NCLEX-PN
Nclex Exam Cram Practice Questions
1. Which of the following indicates a hazard for a client on oxygen therapy?
- A. A 'No Smoking' sign is on the door.
- B. The client is wearing a synthetic gown.
- C. Electrical equipment is grounded.
- D. Matches are removed.
Correct answer: B
Rationale: The correct answer is that the client is wearing a synthetic gown. A synthetic gown might generate sparks of static electricity, which can be a fire hazard, especially in the presence of oxygen. Clients on oxygen therapy should wear cotton gowns to minimize the risk of fire. The other options are not hazards for a client on oxygen therapy: having a 'No Smoking' sign on the door promotes safety by preventing smoking, ensuring electrical equipment is grounded reduces the risk of electrical hazards, and removing matches decreases the risk of fire hazards.
2. Which of these statements from the caregiver of a palliative care client indicates a proper understanding?
- A. This treatment plan usually indicates a prognosis of less than 6 months.
- B. We will need to stay in the hospital to receive this level of care.
- C. The main therapeutic goals are comfort and better quality of life.
- D. The medications to treat the underlying disease will be continued.
Correct answer: C
Rationale: The correct answer is 'The main therapeutic goals are comfort and better quality of life.' This statement reflects a proper understanding of palliative care, which focuses on improving the patient's quality of life and providing comfort. It does not necessarily mean a prognosis of less than 6 months or require hospitalization. Choice A is incorrect because palliative care can be provided regardless of the prognosis. Choice B is wrong as palliative care can be administered in various settings, not just hospitals. Choice D is inaccurate as palliative care aims to improve symptoms and quality of life, so medications may be adjusted but not necessarily stopped.
3. A nurse is planning the assignments for the shift. Which task should the nurse assign to the nursing assistant?

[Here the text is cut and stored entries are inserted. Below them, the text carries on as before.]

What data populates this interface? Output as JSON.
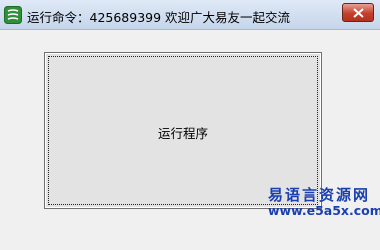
{
  "window": {
    "title": "运行命令：425689399 欢迎广大易友一起交流",
    "close_icon": "close-icon",
    "app_icon": "app-icon"
  },
  "main": {
    "run_button_label": "运行程序"
  },
  "watermark": {
    "site_name": "易语言资源网",
    "url": "www.e5a5x.com"
  },
  "colors": {
    "watermark": "#1a3fb0",
    "close_button": "#c4402c"
  }
}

- A. Monitoring the vital signs for a client who needs a blood transfusion
- B. Performing hygiene for a client with diarrhea on whom contact precautions have been imposed
- C. Performing a dressing change on a client with a draining abdominal wound that requires frequent dressing changes
- D. Ambulating a client with angina who needs to be ambulated for the first time since admission
Correct answer: B
Rationale: When assigning tasks, a nurse should consider the job description of the nursing assistant, their clinical competence, and state law. Monitoring vital signs for a client needing a blood transfusion, performing a dressing change on a client with a draining wound, and ambulating a client with angina are tasks that require a licensed nurse's skill. On the other hand, providing hygiene care for a client with diarrhea under contact precautions is a task suitable for a nursing assistant. Nursing assistants are trained to provide hygiene care effectively and manage clients under specific precautions, making this task appropriate for them.
4. The goals of palliative care include all of the following except:
- A. giving clients with life-threatening illnesses the best quality of life possible.

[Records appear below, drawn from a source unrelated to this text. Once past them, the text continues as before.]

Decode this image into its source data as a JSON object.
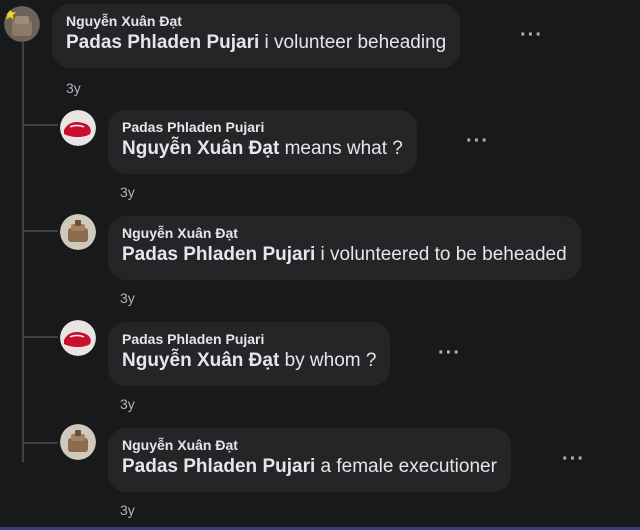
{
  "comments": [
    {
      "author": "Nguyễn Xuân Đạt",
      "mention": "Padas Phladen Pujari",
      "text": " i volunteer beheading",
      "time": "3y",
      "more": "···",
      "avatar": "star-badge-avatar-icon"
    },
    {
      "author": "Padas Phladen Pujari",
      "mention": "Nguyễn Xuân Đạt",
      "text": " means what ?",
      "time": "3y",
      "more": "···",
      "avatar": "red-avatar-icon"
    },
    {
      "author": "Nguyễn Xuân Đạt",
      "mention": "Padas Phladen Pujari",
      "text": " i volunteered to be beheaded",
      "time": "3y",
      "more": "···",
      "avatar": "brown-avatar-icon"
    },
    {
      "author": "Padas Phladen Pujari",
      "mention": "Nguyễn Xuân Đạt",
      "text": " by whom ?",
      "time": "3y",
      "more": "···",
      "avatar": "red-avatar-icon"
    },
    {
      "author": "Nguyễn Xuân Đạt",
      "mention": "Padas Phladen Pujari",
      "text": " a female executioner",
      "time": "3y",
      "more": "···",
      "avatar": "brown-avatar-icon"
    }
  ],
  "colors": {
    "background": "#18191a",
    "bubble": "#242526",
    "text": "#e4e6eb",
    "secondary": "#b0b3b8",
    "thread_line": "#3e4042"
  }
}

- B. taking care of the whole person"?body, mind, spirit, heart, and soul.
- C. no interventions are needed because the client is near death.
- D. supporting the needs of the family and client.
Correct answer: C
Rationale: The correct goal of palliative care is to provide comprehensive care that addresses the physical, emotional, social, and spiritual needs of the dying client until the end of life. Therefore, the statement 'no interventions are needed because the client is near death' is incorrect as interventions are still essential to ensure comfort and quality of life. Choices A, B, and D are all aligned with the goals of palliative care, focusing on improving the quality of life, providing holistic care, and supporting both the family and the client.

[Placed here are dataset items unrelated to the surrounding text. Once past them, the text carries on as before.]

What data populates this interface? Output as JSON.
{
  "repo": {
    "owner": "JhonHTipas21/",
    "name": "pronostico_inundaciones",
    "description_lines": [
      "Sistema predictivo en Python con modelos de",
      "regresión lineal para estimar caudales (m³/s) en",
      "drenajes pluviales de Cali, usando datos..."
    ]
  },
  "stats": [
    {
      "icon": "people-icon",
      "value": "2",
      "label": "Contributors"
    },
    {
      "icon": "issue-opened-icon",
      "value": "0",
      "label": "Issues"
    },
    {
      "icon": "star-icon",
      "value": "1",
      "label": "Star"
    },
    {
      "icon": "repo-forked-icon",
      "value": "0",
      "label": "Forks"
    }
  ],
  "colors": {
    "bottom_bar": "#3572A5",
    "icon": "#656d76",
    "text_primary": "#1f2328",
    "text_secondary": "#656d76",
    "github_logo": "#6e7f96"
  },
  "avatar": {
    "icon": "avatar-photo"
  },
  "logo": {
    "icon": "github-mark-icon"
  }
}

5. Which of the following tests is commonly performed on newborns with jaundice?
- A. blood urea nitrogen
- B. magnesium
- C. bilirubin
- D. prolactin
Correct answer: C
Rationale: The correct answer is C: bilirubin. A high bilirubin level is found in newborns with hepatic immaturity, leading to jaundice. Testing bilirubin levels is crucial in diagnosing and monitoring jaundice in newborns. Choices A, B, and D (blood urea nitrogen, magnesium, and prolactin) are not commonly performed tests for evaluating jaundice in newborns. Blood urea nitrogen is a measure of kidney function, magnesium levels are usually checked in metabolic disorders, and prolactin is a hormone related to lactation, none of which are directly relevant to assessing jaundice in newborns.